Изместьев прямо взглянул в глаза следователю, не спеша огладил бороду и сердито сказал:
— Нет, Виктор Петрович. Неправильно.
— В таком случае, разъясните мне… Если бы не ваша собака, Цыпа, эти молодые люди, Притула и Агафонов, остались бы живы?
— Что вы имеете в виду?
— Я неясно выразился?
— Не понимаю, какая связь…
— Всё вы прекрасно понимаете, Алексей Лукич… Кстати, о знаках. Там, у озера, мне говорили, был дорожный знак… «Сквозной проезд запрещен». Или «кирпич». Стоял несколько лет — и вдруг исчез.
— Очередное головотяпство, — поморщился Изместьев. — Посудите сами, зачем там дорожный знак, когда ни одна машина проехать туда не может?
— Почему он исчез, по-вашему?
— Понятия не имею.
— Сам знак мы нашли. Он согнут, помят. А вот столб, на котором был прибит, исчез.

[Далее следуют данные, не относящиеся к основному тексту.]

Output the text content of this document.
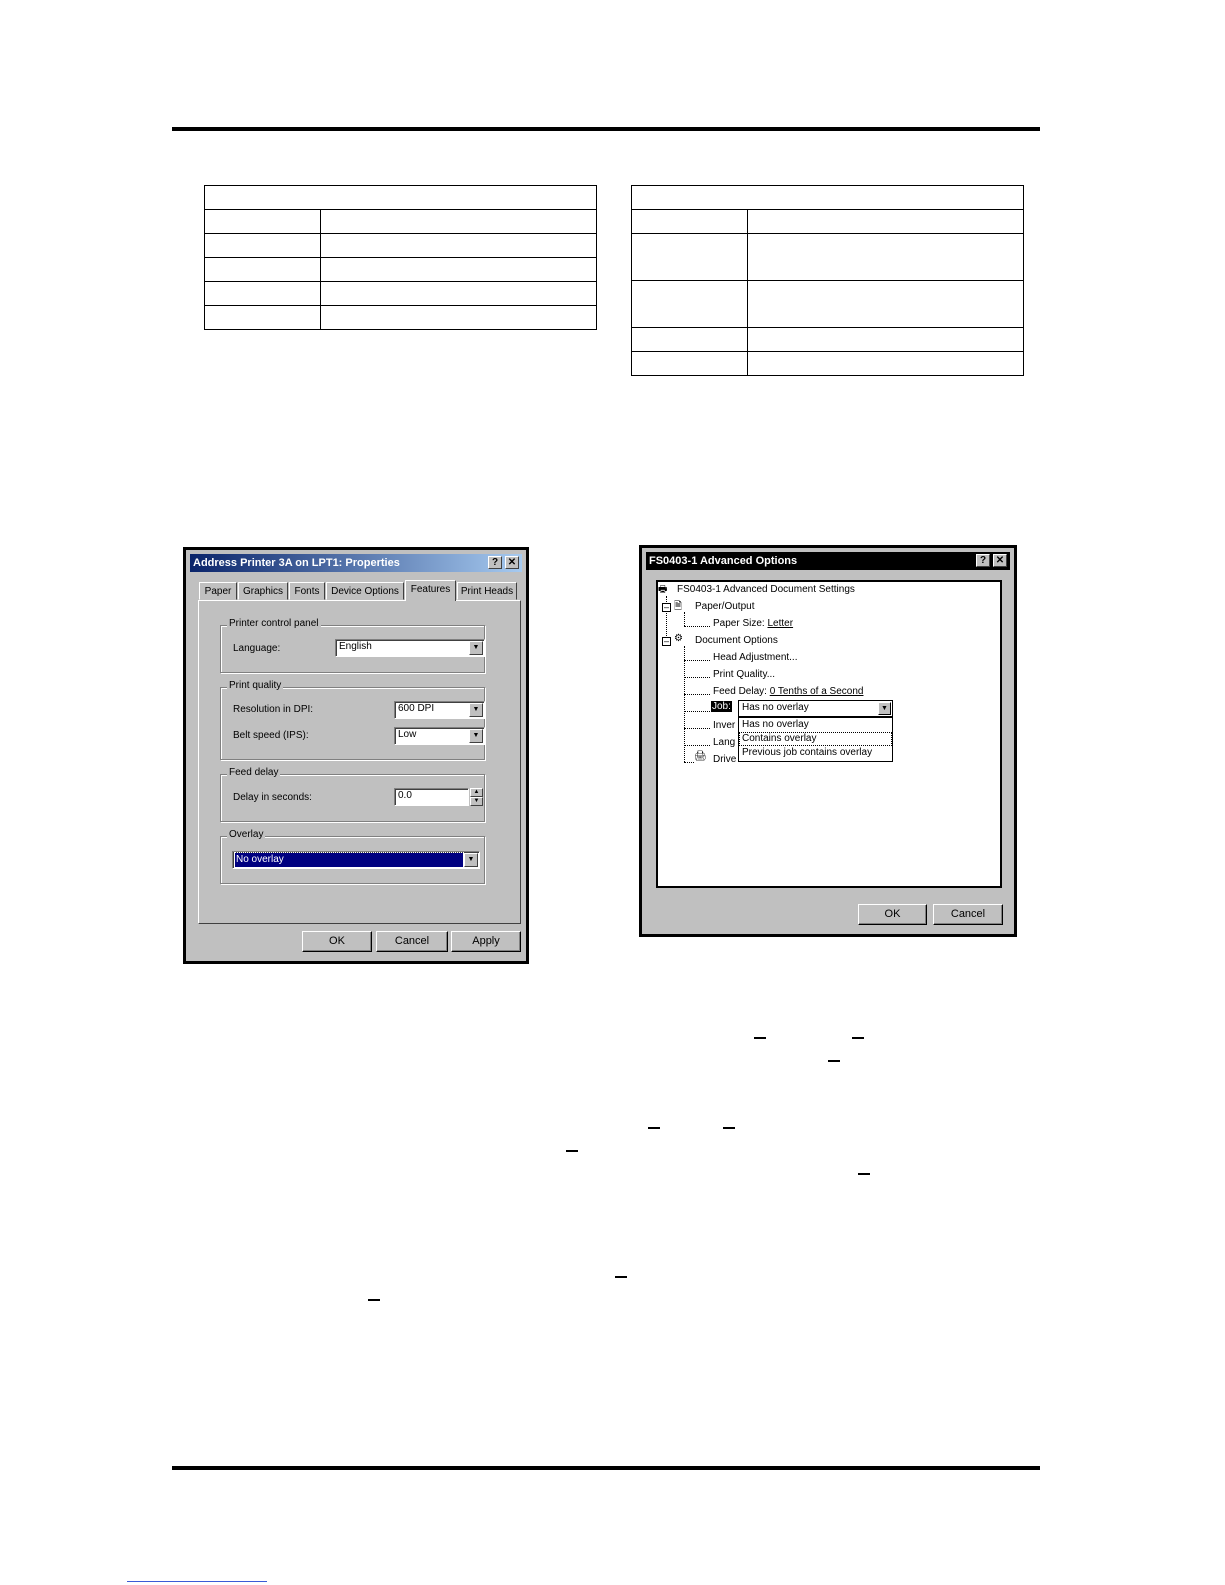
Address Printer 3A on LPT1: Properties	? ✕
Paper	Graphics	Fonts	Device Options	Features	Print Heads
Printer control panel
Language:	English	▼
Print quality
Resolution in DPI:	600 DPI	▼
Belt speed (IPS):	Low	▼
Feed delay
Delay in seconds:	0.0	▲
▼
Overlay
No overlay	▼
OK	Cancel	Apply
FS0403-1 Advanced Options	? ✕
–
–
🖶 FS0403-1 Advanced Document Settings
🗎 Paper/Output
Paper Size: Letter
⚙ Document Options
Head Adjustment...
Print Quality...
Feed Delay: 0 Tenths of a Second
Job:	Has no overlay	▼
Inver
Lang
🖨 Drive
Has no overlay
Contains overlay
Previous job contains overlay
OK	Cancel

— Вопрос не ко мне… Там не столб. Заломили молодую березку и кое-как врыли. Делают что хотят. Чтоб мотоциклисты не катались. А они всё равно ездят — что им какой-то знак?
— Скажите, Алексей Лукич, — понизив голос, мягко спросил следователь. — А тот плащ, в котором вы были в тот день… он сохранился?
Изместьев испуганно взглянул на следователя.
— Он на мне.
— Разве?
Изместьев взорвался.
— Что вы хотите сказать?
— Ну, вот, — спокойно заключил Кручинин. И подбросил шарик. — Нервничаете… Неосторожно, Алексей Лукич. Ох как неосторожно. Должен напомнить вам, нет тайного, что не стало бы явным.
— Я уже объяснял, — раздраженно отмахнулся Изместьев. Он был явно взволнован, ему никак не удавалось взять себя в руки. — Ни лгать не хочу, ни свидетельствовать вам на пользу.
— Потому что правосудие несправедливо?
— Оно «басманное», как вам известно.
— А может быть, всё дело в другом? — лукаво улыбаясь, предположил следователь. — А, Алексей Лукич? Может быть, вы просто не хотите показаться передо мной тем, кто вы есть на самом деле?
— Я?
— А что вы так удивляетесь?… «Исполнилось тело желаний и сил, и черное дело я вновь совершил».
— Перестаньте, — в ужасе отшатнулся Изместьев. — Вы в своем уме?
— К сожалению, Алексей Лукич, вы у меня не один… Надо прощупать молодежь. Причем срочно. Иначе разбегутся. — Кручинин резко развернулся к Изместьеву. — Правду. Говорите правду. Ну?… Где топор? Куда вы спрятали плащ? Быстро! Правду.
Изместьев побагровел. Он дышал тяжело, сипло и зло смотрел в глаза следователю.